After a year and a half of outpatient therapy with Dr. Kim, the pair felt Jess was doing well enough to stop regular sessions; while she returned to Dr. Kim’s care in 2016 to cope with other family stressors, it was not until 2017 that bullying by peers led to a serious suicide attempt. At that point, Jess increased her treatment at Bradley by joining the Mindful Teen Dialectical Behavior Therapy for Adolescents (DBT-A) program. This program is designed for teens who exhibit signs of suicidality, non-suicidal self-injury or other self-destructive behaviors. Patients typically enter the six-month, evidence-based program after remaining symptomatic and unsafe despite receiving more intensive services, such as inpatient psychiatric treatment as Jess did. The program provides individual therapy, family therapy sessions as needed, 24-hour access to phone coaching for both adolescents and their caregivers, and a weekly DBT-A multi-family skills group. It was because of the multi-family skills group that Jess worked tirelessly to effectively communicate with her parents; the program helped her feel safe again to open up about her feelings, instead of burying them down deep like she was all too used to doing before.

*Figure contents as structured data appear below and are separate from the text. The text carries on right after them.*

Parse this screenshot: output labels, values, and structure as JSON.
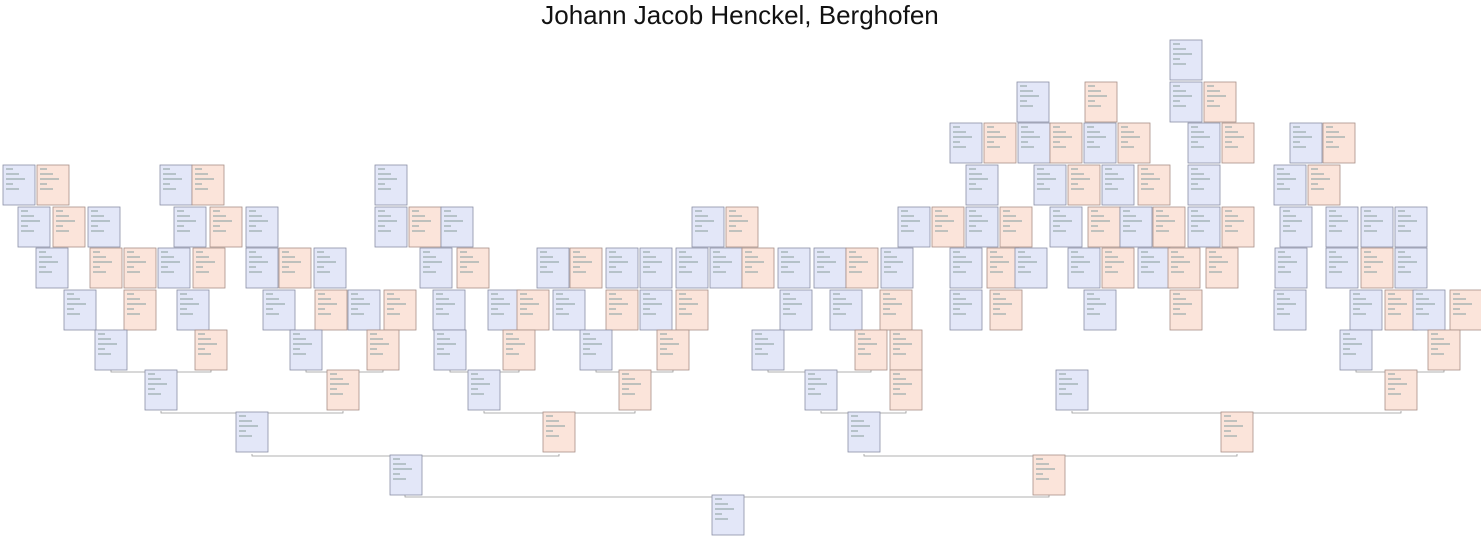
{
  "title": "Johann Jacob Henckel, Berghofen"
}
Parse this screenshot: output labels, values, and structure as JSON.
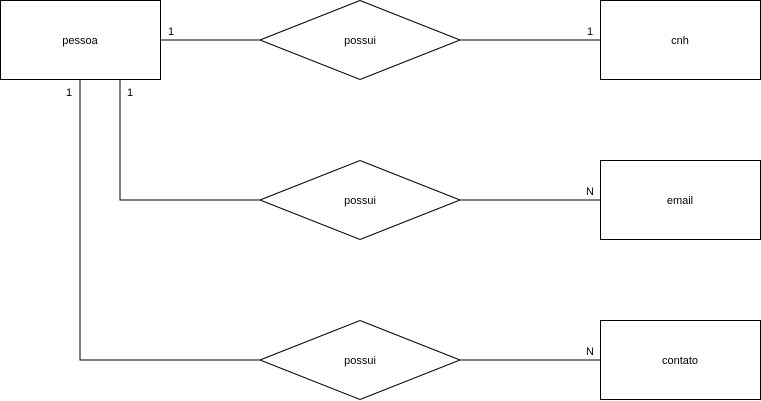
{
  "entities": {
    "pessoa": "pessoa",
    "cnh": "cnh",
    "email": "email",
    "contato": "contato"
  },
  "relationships": {
    "pessoa_cnh": "possui",
    "pessoa_email": "possui",
    "pessoa_contato": "possui"
  },
  "cardinalities": {
    "pessoa_cnh_left": "1",
    "pessoa_cnh_right": "1",
    "pessoa_email_left": "1",
    "pessoa_email_right": "N",
    "pessoa_contato_left": "1",
    "pessoa_contato_right": "N"
  },
  "colors": {
    "stroke": "#000000",
    "fill": "#ffffff"
  }
}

“She advocates for herself now. And she balances her own needs while also recognizing and respecting the needs of her family.”
Jess continues to partner with Dr. Kim on creating and maintaining a life that is worth living. Dr. Kim has noticed a significant change in Jess since the beginning of their sessions in 2013, “She advocates for herself now. And she balances her own needs while also recognizing and respecting the needs of her family.” The O’Connor/Koehlers now have four adopted children and are fostering another child.
Recently, Jess started participating in beauty pageants and has found a community in which she feels comfortable. She enjoys art and singing, and takes advantage of the after-school programs and scholarships the pageant circuit offers. Jess wants to share her knowledge with others who may be struggling with similar issues, “Don’t be afraid to talk to someone! And never feel bad about how you feel.”